Millions of kilometers of rivers around the world are carrying antibiotic pollution at levels high enough to promote drug resistance and harm aquatic life, a new study warns.
The study estimated the scale of global river contamination from human antibiotics use. Researchers calculated that about 8,500 tons of antibiotics -- nearly one-third of what people consume annually -- end up in river systems around the world each year even after in many cases passing through wastewater systems.
Published in PNAS Nexus, the study is the first to estimate the scale of global river contamination from human antibiotics use.
"While the amounts of residues from individual antibiotics translate into only very small concentrations in most rivers, which makes them very difficult to detect, the chronic and cumulative environmental exposure to these substances can still pose a risk to human health and aquatic ecosystems," said Heloisa Ehalt Macedo, a post-doctoral fellow in geography at McGill and lead author of the study.
The research team used a global model validated by field data from nearly 900 river locations.
They found that amoxicillin, the world's most-used antibiotic, is the most likely to be present at risky levels, especially in Southeast Asia, where rising use and limited wastewater treatment amplify the problem.

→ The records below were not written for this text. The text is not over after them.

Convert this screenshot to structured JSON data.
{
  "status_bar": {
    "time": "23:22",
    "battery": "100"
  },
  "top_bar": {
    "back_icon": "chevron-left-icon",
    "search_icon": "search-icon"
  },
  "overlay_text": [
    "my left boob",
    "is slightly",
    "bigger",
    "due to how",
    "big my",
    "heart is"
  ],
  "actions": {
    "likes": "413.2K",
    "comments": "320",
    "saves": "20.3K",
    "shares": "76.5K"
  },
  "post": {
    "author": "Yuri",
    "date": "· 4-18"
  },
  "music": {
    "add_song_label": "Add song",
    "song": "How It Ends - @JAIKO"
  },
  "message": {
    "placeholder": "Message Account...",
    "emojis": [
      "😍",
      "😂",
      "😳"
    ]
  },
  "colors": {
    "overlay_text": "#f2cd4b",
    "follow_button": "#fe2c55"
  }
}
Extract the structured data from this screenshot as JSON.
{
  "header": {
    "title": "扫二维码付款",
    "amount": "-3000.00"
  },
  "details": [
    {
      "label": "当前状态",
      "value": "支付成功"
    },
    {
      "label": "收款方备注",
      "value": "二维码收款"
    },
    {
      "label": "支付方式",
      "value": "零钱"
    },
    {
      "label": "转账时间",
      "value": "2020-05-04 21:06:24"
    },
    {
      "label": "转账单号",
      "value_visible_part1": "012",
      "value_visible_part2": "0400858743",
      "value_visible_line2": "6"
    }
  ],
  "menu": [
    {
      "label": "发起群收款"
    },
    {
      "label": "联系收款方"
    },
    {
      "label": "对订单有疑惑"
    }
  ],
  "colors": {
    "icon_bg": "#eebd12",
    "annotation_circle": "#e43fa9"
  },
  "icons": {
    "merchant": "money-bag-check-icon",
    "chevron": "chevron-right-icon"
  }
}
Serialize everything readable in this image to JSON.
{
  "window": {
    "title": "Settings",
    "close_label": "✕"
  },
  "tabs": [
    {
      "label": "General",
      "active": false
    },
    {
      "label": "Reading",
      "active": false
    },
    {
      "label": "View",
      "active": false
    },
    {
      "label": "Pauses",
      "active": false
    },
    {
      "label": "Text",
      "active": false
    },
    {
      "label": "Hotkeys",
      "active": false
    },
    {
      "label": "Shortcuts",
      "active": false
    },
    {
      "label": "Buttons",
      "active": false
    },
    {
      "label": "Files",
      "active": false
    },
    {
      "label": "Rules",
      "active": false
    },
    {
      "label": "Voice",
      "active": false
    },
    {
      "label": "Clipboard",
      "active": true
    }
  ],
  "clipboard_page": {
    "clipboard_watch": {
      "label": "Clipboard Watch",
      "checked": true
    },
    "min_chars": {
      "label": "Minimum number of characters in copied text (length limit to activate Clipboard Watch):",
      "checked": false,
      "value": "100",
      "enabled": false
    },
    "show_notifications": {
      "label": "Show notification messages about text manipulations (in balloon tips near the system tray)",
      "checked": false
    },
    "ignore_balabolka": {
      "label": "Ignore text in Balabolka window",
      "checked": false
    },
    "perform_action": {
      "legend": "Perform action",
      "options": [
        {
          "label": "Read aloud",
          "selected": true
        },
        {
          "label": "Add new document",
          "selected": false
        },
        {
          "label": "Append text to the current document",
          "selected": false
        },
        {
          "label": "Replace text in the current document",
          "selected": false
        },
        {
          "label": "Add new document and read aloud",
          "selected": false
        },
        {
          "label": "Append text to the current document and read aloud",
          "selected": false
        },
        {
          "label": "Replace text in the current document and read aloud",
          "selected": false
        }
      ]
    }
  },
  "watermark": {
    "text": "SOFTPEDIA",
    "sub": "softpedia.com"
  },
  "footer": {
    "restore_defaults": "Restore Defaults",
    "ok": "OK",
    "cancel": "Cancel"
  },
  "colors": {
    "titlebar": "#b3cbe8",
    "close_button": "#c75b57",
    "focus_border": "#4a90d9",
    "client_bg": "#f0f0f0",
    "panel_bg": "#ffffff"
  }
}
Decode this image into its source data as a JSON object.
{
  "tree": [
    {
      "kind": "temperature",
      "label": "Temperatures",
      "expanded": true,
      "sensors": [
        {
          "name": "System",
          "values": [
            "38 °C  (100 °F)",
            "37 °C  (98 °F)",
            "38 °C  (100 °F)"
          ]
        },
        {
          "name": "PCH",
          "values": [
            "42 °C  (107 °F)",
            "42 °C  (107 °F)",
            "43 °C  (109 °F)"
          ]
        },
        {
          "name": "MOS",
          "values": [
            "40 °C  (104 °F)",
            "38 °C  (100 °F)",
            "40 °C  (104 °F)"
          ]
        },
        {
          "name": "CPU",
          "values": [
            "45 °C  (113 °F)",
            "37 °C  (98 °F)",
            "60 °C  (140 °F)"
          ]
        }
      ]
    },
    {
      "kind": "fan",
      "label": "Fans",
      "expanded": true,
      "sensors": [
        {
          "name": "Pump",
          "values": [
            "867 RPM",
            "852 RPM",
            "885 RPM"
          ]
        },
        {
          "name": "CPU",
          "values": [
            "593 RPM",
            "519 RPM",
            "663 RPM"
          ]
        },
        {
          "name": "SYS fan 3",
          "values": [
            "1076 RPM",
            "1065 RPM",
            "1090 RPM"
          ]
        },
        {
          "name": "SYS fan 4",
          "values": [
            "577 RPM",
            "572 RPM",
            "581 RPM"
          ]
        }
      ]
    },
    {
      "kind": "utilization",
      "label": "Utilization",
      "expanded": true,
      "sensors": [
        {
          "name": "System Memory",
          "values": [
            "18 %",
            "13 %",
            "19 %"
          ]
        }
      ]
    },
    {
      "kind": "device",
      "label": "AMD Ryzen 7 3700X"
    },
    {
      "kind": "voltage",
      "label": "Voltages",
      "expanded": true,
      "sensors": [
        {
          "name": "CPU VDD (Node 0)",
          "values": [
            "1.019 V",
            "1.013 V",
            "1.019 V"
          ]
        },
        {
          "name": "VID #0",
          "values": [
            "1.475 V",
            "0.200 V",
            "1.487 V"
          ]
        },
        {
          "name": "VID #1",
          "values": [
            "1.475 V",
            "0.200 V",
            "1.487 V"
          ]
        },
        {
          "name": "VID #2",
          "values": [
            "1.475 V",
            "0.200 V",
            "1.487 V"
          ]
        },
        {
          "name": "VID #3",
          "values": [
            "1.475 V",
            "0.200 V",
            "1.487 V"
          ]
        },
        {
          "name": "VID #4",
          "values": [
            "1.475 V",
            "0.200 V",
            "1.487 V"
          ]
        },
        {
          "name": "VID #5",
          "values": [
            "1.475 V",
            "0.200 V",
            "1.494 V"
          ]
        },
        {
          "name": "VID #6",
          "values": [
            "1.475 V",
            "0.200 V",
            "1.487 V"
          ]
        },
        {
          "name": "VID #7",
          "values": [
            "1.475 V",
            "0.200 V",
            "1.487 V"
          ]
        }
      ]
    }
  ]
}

"This study is not intended to warn about the use of antibiotics -- we need antibiotics for global health treatments -- but our results indicate that there may be unintended effects on aquatic environments and antibiotic resistance, which calls for mitigation and management strategies to avoid or reduce their implications," said Bernhard Lehner, a professor in global hydrology in McGill's Department of Geography and co-author of the study.
The findings are especially notable because the study did not consider antibiotics from livestock or pharmaceutical factories, both of which are major contributors to environmental contamination.
"Our results show that antibiotic pollution in rivers arising from human consumption alone is a critical issue, which would likely be exacerbated by veterinarian or industry sources of related compounds" said Jim Nicell, an environmental engineering professor at McGill and co-author of the study.
"Monitoring programs to detect antibiotic or other chemical contamination of waterways are therefore needed, especially in areas that our model predicts to be at risk," he added.